The various applications in which semiconductors are used have encouraged R&D efforts in determining alternatives to leaded materials. Concerns over cross contamination as well as the risks of component exposure to the higher heat required by lead-free processes affecting overall product reliability have led to increasing studies surrounding alternative materials. Lead-free solders have melting points that tend to reach over 200ºC, whereas the traditional tin-lead solders melt around 180 ºC generating the need for alternative materials to be used not only in solders and semiconductors, but in all parts that make up a PCB assembly.

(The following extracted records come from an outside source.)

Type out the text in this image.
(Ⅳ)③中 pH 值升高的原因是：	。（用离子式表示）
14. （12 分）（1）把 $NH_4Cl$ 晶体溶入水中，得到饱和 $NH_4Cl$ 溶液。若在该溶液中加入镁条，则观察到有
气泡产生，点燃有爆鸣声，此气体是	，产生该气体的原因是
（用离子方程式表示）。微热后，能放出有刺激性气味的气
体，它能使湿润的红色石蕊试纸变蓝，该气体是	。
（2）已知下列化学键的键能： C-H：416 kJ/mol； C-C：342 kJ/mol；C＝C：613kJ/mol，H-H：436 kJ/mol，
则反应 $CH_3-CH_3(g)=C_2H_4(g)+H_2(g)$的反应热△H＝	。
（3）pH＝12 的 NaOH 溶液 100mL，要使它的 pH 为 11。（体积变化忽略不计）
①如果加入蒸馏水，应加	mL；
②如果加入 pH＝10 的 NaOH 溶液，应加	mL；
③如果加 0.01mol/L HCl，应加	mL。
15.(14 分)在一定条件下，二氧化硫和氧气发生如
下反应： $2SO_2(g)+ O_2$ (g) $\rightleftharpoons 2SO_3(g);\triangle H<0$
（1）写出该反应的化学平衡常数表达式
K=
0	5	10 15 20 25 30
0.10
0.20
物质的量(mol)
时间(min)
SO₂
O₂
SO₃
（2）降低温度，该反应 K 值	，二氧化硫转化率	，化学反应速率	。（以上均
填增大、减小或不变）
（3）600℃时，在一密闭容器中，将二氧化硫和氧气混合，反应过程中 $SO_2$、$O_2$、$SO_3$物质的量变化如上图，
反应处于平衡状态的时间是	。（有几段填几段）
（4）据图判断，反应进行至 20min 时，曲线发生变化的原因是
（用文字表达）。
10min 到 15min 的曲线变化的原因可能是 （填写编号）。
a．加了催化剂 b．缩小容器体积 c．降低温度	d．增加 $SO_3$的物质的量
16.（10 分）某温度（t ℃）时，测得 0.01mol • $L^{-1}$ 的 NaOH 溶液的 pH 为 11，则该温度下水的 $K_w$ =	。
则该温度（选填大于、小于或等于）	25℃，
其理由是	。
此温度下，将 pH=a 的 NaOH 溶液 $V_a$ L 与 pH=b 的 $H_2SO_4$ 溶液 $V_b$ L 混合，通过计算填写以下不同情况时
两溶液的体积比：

The shift towards lead-free solders and semiconductors will not only affect these products and their processes, but the entire supply chain and manufacturing process will have to shift as well. There are implications of using lead-free solders and pastes that will affect the EMS industry immensely over the next many years. Changes in the metals and materials used raises concern for the boards and the components that will be exposed to these high temperatures during the reflow and solder wave processes. In certain industries, the higher level of temperature exposure can provide beneficial results such as the automotive industry, where electronic components would be regularly exposed to high temperatures in their working environment. Semiconductors have decreased in size, but increased in power and will continue to do so with the micro technologies used in current electronic devices. Changes to the packages of the semiconductor could greatly affect their ability to cool, especially due to their increased power required and smaller size. Europe began researching ways to better control semiconductor temperatures, and countries around the world have continued researching the best materials to meet functionality and customer demand.
In order to remain competitive in the industry, companies will have to work towards staying ahead of the policies, and invest in research to determine the most efficient and reliable ways to manufacture for industries ranging from commercial products, to those that are integral to safety of our men and women in the line of duty.